The aov() command requires a formula that describes the experimental setup. In general terms you have:
response ~ predictor
This describes a 1-way anova.
ANOVA One-way
In one-way anova you have a response (dependent) variable and one predictor (grouping or independent) variable. It is usually best to assign a named object to “hold” the result of aov(), as there are multiple components you can make use of.
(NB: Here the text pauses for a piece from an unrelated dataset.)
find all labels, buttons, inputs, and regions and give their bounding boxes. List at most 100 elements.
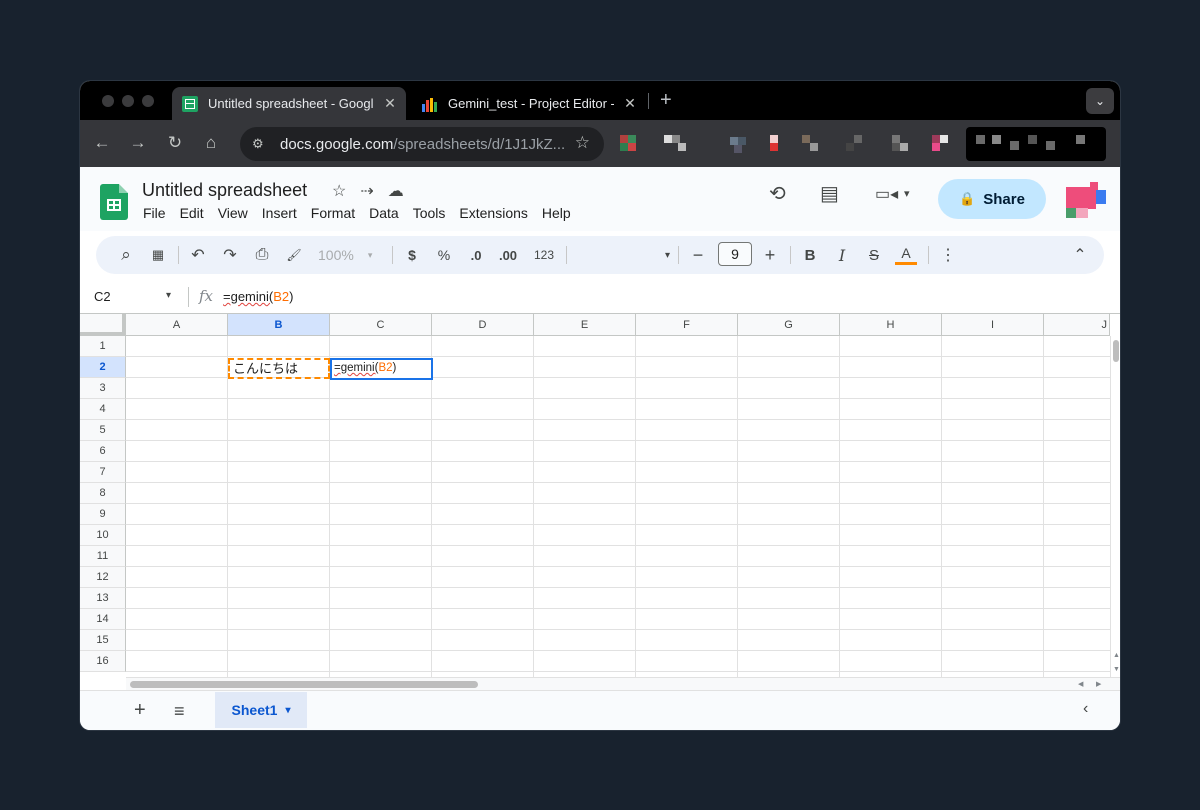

> mod = aov(size ~ diet, data = fly) > summary(mod) Df Sum Sq Mean Sq F value Pr(>F) diet 4 1077.3 269.33 49.37 6.74e-16 *** Residuals 45 245.5 5.46 — Signif. codes: 0 ‘***’ 0.001 ‘**’ 0.01 ‘*’ 0.05 ‘.’ 0.1 ‘ ’ 1
The summary() command produces an anova table, a standard way to present such results. The table gives all the information you require.
Post hoc testing
The basic ANOVA produces an overall result. In the previous example you can see a significant result; the different diets produce different sizes of fly wings! However, this is not the complete story, are all the groups different from one another or are some different and some not? What you need is a post hoc test. This carries out pair by pair analyses and takes into account the fact that you are running multiple tests (and so more likely to get a significant result by chance).
There are a number of different methods but the Tukey HSD test is the most common, and the TukeyHSD() command is built-in to R. You simply run the command on the result of aov(). In this case I used ordered = TRUE to make the results more readable:
> TukeyHSD(mod, ordered = TRUE) Tukey multiple comparisons of means 95% family-wise confidence level factor levels have been ordered Fit: aov(formula = size ~ diet, data = fly) $diet diff lwr upr p adj F-F.G 0.2 -2.768072 3.168072 0.9996878 G-F.G 1.3 -1.668072 4.268072 0.7256157 S-F.G 6.1 3.131928 9.068072 0.0000052 C-F.G 12.1 9.131928 15.068072 0.0000000 G-F 1.1 -1.868072 4.068072 0.8291029 S-F 5.9 2.931928 8.868072 0.0000100 C-F 11.9 8.931928 14.868072 0.0000000 S-G 4.8 1.831928 7.768072 0.0003242 C-G 10.8 7.831928 13.768072 0.0000000 C-S 6.0 3.031928 8.968072 0.0000072
The ordered = TRUE parameter makes sure that the pairs are compared in an order that ensures that the differences in means are always positive. So for example, F-C gives 11.9 as a mean difference but C-F would be -11.9. This simply makes the result easier to read.
the result shows the difference in mean value as well as 95% confidence intervals. The final column gives an adjusted p-value (the significance). You can see that some of the comparisons are not significant (values > 0.05), whilst others are (values < 0.05).
ANOVA models
The aov() command uses a formula to describe the setup. The formula is a powerful syntax that allows you to specify complicated anova models. Here are just a few examples:
Model | Meaning |
y ~ a | A one-way anova where a is a predictor (grouping variable). |
y ~ a + b | A two-way anova where a and b are different predictors acting independently. |
y ~ a * b | A two-way anova with a and b as predictors but where there is also an interaction between them. |
y ~ a + b + a:b | The same as above but with the interaction written explicitly. |
y ~ a + b + Error(c) | A two-way anova with a and b as predictors. Another variable, c, forms the error term, that is the within group variation. This is the way to describe repeated measures anova models. |
y ~ a * b + Error(c/b) | This is a two-way repeated measures anova where b is nested in c and the predictors a and b have interaction. |
So, the formula syntax can describe quite complicated situations! The preceding table shows but a few of the options.